Self-reliant and a critical thinker wanting to redefine and reform the African-American mind.
This is how Cubs The Poet describes Cubs The Poet on Cubs The Poet’s Bandcamp page. Born Christian Davenport, the rapper’s story, according to a 2013 article in this very paper, goes a little like this: With one year left before completing a degree in psychology at Dillard University in New Orleans, he bailed, returning to Frederick to pursue his dream of being a poet. He gave himself six months and if he couldn’t work out his own financial stability, he said he would return to school.
College degree or not, he still managed to release August’s “The African Genius,” a seven-song mixtape of sorts that is as vague as it is promising, as lazy as it is frustrating. With only one song eclipsing the three-minute mark, each track feels like little more than a tease, which is fine in the mixtape world, but as for it being anything remotely close to a proper showcase for a self-reliant, critical-thinking mind …

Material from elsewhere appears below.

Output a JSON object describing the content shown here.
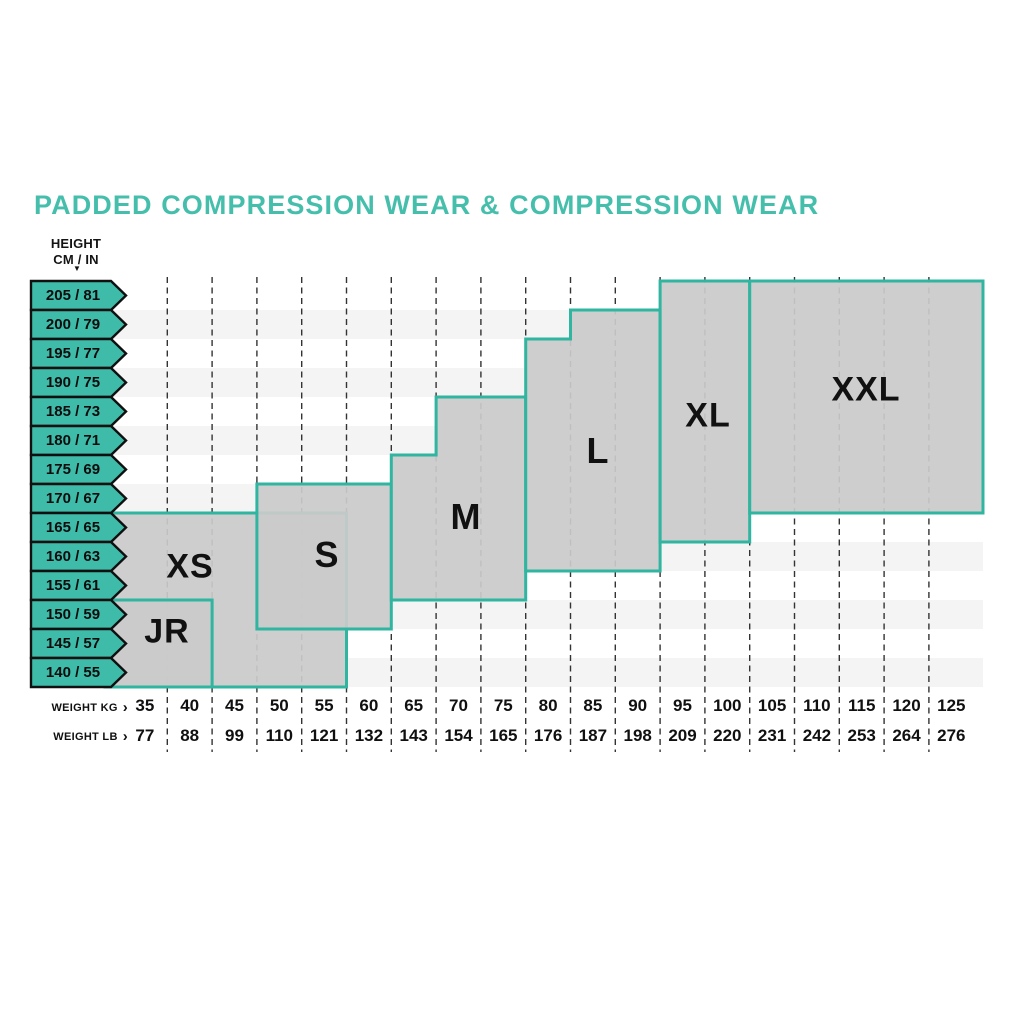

… Well, that’s another story.
Perhaps the most revealing track is the first, “Waiting For.” Anchored by a solid hook — “Shootin’ in the dark/ That’s what it feels like/ Even though I’m left-handed/ It never feels right” — it’s the only time throughout all of “The African Genius” that Cubs seems to willingly stand front and center. His two verses are serviceable, and the laid-back beat fits his flow nicely, but the track’s lone achievement is making the listener beg for more. Which is a problem, of course, if that more doesn’t come.
And it doesn’t.
“The Stepover” samples Allen Iverson’s reflection on his near-legendary decision to literally step over Los Angeles Laker Tyronn Lue after nailing a long-distance jump shot in Game 1 of the 2001 NBA Finals. A fun way for hoop-heads to remember The Answer’s glare at his opponent? Of course. A true indication of how skilled or unskilled Cubs The Poet might be? Not a chance. His lone verse runs 31 seconds. The rest of the track is the same snippet of dialogue on a loop. “Schoolboy Q became the man of the year/ So I dropped out of school to be the man every year,” Cubs proclaims, yet he does little to back it up.

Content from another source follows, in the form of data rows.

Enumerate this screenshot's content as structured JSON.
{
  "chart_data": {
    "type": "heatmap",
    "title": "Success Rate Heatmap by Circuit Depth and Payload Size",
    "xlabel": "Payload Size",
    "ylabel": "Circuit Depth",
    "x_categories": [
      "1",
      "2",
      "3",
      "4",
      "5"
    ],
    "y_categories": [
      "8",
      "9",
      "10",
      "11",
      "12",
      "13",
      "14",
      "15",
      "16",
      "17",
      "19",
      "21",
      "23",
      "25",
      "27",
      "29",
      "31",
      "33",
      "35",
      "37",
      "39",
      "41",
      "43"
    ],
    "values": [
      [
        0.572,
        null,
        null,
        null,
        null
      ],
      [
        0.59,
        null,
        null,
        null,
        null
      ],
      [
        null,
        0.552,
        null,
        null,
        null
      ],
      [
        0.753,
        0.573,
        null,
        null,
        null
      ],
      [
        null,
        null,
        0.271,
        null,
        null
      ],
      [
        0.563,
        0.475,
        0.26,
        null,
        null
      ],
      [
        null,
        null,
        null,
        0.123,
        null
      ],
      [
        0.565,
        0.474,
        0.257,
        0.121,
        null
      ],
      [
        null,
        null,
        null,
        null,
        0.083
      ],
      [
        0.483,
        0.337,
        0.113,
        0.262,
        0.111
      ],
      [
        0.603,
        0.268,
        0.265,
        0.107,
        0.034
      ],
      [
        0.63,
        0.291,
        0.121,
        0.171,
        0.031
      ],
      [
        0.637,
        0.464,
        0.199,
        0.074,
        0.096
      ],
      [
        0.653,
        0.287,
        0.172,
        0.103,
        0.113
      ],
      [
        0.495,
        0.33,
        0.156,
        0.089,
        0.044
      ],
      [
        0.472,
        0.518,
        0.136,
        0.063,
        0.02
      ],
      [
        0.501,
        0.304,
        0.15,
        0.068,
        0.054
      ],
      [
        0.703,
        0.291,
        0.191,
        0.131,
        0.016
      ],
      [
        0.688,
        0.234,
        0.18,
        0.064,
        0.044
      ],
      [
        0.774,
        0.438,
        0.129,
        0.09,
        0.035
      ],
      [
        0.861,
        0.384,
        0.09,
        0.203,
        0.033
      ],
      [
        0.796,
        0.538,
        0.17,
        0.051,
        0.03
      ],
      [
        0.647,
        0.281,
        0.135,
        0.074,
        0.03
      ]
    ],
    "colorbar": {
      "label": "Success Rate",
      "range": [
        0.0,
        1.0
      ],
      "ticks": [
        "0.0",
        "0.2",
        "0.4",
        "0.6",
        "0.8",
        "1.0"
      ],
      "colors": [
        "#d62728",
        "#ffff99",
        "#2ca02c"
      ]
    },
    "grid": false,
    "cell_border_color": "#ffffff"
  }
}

Ditto for “Janet Jackson” and “Be a Man,” two songs bogged down by movie quotes and spliced-in dialogue. The former utilizes Chris Tucker’s Smokey from 1995’s “Friday,” while the latter goes all “Forrest Gump” on it. Over. And over. And over again. Still, it’s the better of the two, if only for its dual movement approach. Split into two sections, the first half succeeds with a retrofitted hip-hop groove accentuated by the jazzy horns that actually give the song a bit of much-needed atmosphere. It’s a cool throwback that grants the production credibility, even if the beat is forced to lay buried underneath Jenny reprimanding Forrest.
The most disappointing moment comes in the form of “Sallie May Not.” A clear attempt at a made-for-pop-radio slow jam (as the kids say), it feels generic, an almost too-blatant stretch for stardom that recalls the most uninteresting side of someone like J. Cole. Even worse is its willingness to fall into hip-hop cliches. “I love them and I like them and we rolled up and we lightin,’” Cubs explains before leaning far too hard and far too often on his payoff lines: “Everything has changed/ Everything has changed” and “I no longer care/ I’m no longer there.” For someone who says he wants to redefine and reform the African-American mind, such locution comes off as lethargic and small-minded.
And truth be told, that’s the unmistakable conflict of “The African Genius.” It’s just not enough. If you’re going to advertise yourself as a critical thinker and drop out of school to be a professional poet (whatever that even means anymore), then you simply have to be more thought-provoking than Cubs The Poet is here, even when he’s at his best. Sure, he shows glimpses of potential if you look hard enough, but none of those offset the distance between expectation and reality.
Or, perhaps more tellingly, none of those glimpses ever seem to reconcile the difference between Christian Davenport The Person and Cubs The Poet.